CARBOPLATIN is an antineoplastic. It works by disrupting the cell growth of cancer cells, which helps you fight cancer. Carboplatin is used to treat various types of cancer. It is a chemotherapy drug that contains platinum. It is used alone or in combination with other medications to slow or stop cancer cell growth.

So These are the meds I’ll be taking every 3 weeks starting June 2nd 2015 and will be 6 rounds so 18 weeks I’ll be in CHEMO MODE. I have to be VERY careful whom I’m around and where I go and what I do. I will have to isolate myself for the 1st week which I will be at my weakest then after week 2 and 3 I will start to get stronger again. SO, just to let y’all know I’m not avoiding you or trying to be mean, but the 1st week of each round I can’t have visitors or leave my house as a precaution. I want to be sure to not chance anything!

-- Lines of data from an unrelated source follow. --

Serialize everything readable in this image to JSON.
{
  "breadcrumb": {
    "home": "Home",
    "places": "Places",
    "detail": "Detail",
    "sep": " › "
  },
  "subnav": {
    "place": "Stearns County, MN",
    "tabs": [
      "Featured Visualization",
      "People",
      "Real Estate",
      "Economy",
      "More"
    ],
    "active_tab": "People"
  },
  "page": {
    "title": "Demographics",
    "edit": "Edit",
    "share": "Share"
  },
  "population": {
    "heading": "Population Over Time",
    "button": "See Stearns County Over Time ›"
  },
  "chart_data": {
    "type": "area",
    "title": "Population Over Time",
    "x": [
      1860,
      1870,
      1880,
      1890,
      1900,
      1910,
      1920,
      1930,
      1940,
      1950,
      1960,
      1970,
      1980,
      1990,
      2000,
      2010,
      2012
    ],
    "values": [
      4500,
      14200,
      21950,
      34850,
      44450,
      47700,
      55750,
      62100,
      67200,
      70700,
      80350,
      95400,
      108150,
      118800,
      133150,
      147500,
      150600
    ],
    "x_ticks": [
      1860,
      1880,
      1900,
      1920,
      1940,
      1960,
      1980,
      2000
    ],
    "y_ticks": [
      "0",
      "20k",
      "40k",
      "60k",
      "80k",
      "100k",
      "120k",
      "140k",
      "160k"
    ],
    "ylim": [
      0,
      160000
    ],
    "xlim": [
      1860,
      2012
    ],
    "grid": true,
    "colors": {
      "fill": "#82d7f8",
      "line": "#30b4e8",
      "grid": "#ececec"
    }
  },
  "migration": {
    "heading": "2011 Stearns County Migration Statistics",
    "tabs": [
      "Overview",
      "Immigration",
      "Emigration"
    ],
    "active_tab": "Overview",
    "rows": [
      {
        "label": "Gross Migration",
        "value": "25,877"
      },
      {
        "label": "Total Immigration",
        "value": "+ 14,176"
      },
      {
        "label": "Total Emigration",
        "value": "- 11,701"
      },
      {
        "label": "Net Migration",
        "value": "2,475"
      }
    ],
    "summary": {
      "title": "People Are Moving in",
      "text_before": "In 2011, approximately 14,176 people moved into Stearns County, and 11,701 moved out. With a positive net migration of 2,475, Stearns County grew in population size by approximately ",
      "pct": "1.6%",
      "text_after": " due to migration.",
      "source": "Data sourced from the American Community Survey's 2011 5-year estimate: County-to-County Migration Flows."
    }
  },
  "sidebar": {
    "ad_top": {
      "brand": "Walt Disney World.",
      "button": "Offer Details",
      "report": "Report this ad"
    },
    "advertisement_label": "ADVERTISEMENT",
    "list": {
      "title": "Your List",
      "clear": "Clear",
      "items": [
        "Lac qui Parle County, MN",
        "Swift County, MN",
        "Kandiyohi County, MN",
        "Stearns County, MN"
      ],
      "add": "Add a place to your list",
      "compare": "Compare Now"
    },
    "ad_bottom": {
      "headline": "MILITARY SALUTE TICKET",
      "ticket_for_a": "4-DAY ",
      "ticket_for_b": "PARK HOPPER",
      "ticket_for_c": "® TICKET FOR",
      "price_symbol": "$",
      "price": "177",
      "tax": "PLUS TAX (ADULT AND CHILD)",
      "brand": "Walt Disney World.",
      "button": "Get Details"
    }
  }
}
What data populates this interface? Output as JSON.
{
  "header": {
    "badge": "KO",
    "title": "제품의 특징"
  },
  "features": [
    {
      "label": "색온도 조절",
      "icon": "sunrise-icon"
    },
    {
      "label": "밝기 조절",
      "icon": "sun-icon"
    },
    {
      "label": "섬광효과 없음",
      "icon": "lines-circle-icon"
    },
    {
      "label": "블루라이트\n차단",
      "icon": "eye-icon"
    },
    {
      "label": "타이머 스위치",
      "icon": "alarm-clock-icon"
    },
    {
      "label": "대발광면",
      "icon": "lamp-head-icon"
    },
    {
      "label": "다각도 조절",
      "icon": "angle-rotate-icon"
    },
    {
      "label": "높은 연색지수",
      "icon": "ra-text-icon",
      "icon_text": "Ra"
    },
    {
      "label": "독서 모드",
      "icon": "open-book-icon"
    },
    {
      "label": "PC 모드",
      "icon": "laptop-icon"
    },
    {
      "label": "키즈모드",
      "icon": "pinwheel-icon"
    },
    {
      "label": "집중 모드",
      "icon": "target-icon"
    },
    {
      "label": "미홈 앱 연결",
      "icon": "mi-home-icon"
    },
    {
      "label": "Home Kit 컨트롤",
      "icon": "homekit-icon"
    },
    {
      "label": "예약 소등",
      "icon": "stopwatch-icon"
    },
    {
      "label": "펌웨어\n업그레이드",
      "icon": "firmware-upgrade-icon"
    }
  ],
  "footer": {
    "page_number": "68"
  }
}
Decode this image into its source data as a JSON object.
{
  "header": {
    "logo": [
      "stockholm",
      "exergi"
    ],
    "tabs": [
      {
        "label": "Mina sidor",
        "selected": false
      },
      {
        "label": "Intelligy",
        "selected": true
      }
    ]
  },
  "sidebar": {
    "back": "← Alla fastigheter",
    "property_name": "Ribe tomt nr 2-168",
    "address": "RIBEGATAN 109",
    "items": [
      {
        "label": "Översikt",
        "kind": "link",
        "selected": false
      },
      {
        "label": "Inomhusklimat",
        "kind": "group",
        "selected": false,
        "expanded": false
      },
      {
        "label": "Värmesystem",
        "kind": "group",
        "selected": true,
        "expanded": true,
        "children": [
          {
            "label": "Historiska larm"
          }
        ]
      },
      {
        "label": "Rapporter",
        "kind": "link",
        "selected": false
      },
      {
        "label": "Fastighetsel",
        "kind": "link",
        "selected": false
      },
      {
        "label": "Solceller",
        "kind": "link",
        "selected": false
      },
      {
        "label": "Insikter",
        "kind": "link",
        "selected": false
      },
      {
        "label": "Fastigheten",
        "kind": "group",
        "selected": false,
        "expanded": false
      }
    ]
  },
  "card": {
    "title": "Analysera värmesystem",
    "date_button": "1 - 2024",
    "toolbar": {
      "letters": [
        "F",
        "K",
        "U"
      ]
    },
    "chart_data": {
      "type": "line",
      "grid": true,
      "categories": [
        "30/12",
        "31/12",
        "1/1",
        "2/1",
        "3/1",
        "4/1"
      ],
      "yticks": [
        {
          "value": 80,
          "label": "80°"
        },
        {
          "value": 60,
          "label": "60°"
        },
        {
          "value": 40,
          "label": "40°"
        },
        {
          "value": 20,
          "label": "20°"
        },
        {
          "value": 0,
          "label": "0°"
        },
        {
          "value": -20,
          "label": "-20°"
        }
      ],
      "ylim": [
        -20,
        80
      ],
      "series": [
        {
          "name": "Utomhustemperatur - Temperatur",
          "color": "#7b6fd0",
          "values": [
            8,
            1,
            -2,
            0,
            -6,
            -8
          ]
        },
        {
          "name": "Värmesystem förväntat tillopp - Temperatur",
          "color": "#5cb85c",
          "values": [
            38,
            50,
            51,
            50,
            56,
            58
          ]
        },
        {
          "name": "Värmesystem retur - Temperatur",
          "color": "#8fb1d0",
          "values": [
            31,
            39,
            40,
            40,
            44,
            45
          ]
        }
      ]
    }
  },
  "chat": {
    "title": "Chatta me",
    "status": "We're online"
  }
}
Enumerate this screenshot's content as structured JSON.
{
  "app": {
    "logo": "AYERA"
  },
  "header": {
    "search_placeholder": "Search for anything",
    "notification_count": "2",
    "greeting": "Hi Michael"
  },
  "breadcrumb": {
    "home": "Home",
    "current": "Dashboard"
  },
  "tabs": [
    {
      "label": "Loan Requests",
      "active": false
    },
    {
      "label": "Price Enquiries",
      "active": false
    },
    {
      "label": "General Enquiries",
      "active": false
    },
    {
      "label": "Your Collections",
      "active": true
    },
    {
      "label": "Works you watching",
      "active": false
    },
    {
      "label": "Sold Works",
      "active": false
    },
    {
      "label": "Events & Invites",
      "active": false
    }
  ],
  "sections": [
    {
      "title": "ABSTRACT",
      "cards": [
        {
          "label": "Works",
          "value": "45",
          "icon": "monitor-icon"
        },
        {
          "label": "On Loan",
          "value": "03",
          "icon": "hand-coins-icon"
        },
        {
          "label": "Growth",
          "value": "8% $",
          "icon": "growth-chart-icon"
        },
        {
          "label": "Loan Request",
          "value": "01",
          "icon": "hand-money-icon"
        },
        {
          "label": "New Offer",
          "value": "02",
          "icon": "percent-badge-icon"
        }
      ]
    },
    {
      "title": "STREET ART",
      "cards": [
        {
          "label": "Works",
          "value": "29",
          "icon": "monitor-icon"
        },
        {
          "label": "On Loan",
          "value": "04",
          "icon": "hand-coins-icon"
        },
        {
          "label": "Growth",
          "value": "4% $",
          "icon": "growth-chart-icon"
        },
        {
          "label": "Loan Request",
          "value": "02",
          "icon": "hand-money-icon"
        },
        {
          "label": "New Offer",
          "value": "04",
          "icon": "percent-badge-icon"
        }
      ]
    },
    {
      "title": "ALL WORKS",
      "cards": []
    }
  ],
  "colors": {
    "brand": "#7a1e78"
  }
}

After the main chemo treatments I will continue the Herceptin for another 6 months and that one is basically a hormone blocker to keep my estrogen and progesterone from building any more cancerous cells until I can get my hysterectomy done. My lady parts are trying to kill me apparantly. I guess I make too much hormones  and it feeds cancer cells. 😦

So there ya go! If you have any questions and I haven’t already covered it, google it… that is what I did! 🙂

Love you guys for all your support and prayers! it is really helping me through this horrible time and it’s helping me stay positive even when somedays I’m not.